Johnson provides a cogent discussion of disregards and pardons, before going on to conclude that
Whilst the criminal offence of buggery has been abolished in English and Northern Irish law references to buggery continue to endure in a range of statutes which, for example, make provision for granting anonymity to people who allege they are victims of the offence, ensure the continuity of sexual offences law in respect of criminal justice proceedings, and regulate what information a person must provide when making an application for a licence to provide gambling facilities. Buggery also forms one of the offences for which a person can become subject to the notification requirements of the ‘sex offenders register’. In due course, when those who were victims of buggery and those who committed the offence are deceased, all of these statutory provisions will become superfluous and, along with the legislation making provision for the disregarding of offences, will likely be repealed. At such time, the only references to buggery that will endure in UK statute law will be in the legislation that provides pardons for past offences (which, as discussed above, will hopefully be expanded in the future in respect of armed forces personnel).

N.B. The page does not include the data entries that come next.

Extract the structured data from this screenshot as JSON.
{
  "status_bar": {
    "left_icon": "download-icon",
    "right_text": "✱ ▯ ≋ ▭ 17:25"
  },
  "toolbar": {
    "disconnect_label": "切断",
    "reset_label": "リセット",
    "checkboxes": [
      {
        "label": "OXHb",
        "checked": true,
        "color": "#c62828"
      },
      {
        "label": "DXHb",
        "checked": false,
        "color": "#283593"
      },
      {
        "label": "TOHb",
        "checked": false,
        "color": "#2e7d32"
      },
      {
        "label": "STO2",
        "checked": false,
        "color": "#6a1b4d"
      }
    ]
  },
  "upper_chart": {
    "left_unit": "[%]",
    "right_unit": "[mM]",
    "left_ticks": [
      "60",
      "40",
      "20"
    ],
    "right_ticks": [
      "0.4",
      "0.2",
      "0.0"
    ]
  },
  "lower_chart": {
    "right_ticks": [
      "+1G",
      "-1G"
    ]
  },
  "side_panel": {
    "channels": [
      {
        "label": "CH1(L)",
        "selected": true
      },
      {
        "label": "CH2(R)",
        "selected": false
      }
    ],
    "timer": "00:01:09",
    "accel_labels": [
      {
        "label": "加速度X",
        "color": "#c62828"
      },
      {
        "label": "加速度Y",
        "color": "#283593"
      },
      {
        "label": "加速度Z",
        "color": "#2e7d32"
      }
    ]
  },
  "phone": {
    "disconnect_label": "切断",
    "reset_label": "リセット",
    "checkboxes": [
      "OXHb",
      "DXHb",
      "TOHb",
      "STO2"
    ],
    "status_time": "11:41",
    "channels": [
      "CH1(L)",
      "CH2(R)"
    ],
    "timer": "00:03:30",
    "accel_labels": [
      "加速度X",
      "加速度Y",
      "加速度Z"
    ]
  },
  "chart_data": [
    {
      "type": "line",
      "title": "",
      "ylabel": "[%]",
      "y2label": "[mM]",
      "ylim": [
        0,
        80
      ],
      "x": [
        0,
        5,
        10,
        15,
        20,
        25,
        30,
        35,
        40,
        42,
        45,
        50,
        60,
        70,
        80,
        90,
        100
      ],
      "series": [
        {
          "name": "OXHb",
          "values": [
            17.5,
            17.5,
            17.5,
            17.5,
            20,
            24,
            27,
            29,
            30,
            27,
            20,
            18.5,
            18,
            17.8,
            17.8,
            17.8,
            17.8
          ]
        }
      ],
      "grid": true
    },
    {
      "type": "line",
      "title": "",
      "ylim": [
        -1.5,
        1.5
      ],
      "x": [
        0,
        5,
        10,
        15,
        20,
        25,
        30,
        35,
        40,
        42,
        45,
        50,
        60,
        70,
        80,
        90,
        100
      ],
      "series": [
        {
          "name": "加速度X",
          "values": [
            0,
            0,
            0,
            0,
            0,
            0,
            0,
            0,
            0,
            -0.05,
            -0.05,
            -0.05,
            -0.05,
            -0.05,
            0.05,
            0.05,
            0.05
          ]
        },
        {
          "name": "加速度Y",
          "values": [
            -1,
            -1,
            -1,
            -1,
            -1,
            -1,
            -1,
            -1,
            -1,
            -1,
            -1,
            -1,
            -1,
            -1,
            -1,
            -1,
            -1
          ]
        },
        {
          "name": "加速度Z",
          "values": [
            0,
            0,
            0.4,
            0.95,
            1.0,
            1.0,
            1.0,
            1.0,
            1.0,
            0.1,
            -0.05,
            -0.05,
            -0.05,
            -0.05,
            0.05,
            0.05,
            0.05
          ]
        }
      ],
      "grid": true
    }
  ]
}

Buggery will not, however, disappear from parliamentary debate but will continue to be discussed in relation to those jurisdictions to which Britain ‘exported’ the offence and where it, or some version of it, continues to endure in criminal law. A concern with buggery will remain an inherent aspect of the ‘common enterprise’ that has recently developed amongst legislators committed to challenging and abolishing ‘oppressive discriminatory laws’ affecting LGBT people around the world in Commonwealth nations, as well as in the Crown Dependencies and British Overseas Territories.

Obscurity

The Chance 'to Melt into the Shadows of Obscurity': Developing a Right to Be Forgotten in the United States' by Patrick O'Callaghan in A. Cudd and M. Navin (eds) Privacy: Core Concepts and Contemporary Issues (Springer, 2018) comments 
This chapter argues that there is some (limited) evidence of a right to be forgotten in the jurisprudence of U.S. courts. For the purposes of this argument, the right exists whenever interests in being forgotten and/or forgetting are understood as weighty enough to impose a duty on government and/or fellow citizens to respect those interests. Most of the relevant cases belong to the pre-digital era but nevertheless provide some doctrinal support for a right to be forgotten in the digital era. In particular, the chapter pays close attention to the privacy challenges associated with search engines and argues that it may be possible to implement a Google Spain-inspired right to be forgotten (in the sense of delisting or deindexing search results) in the United States.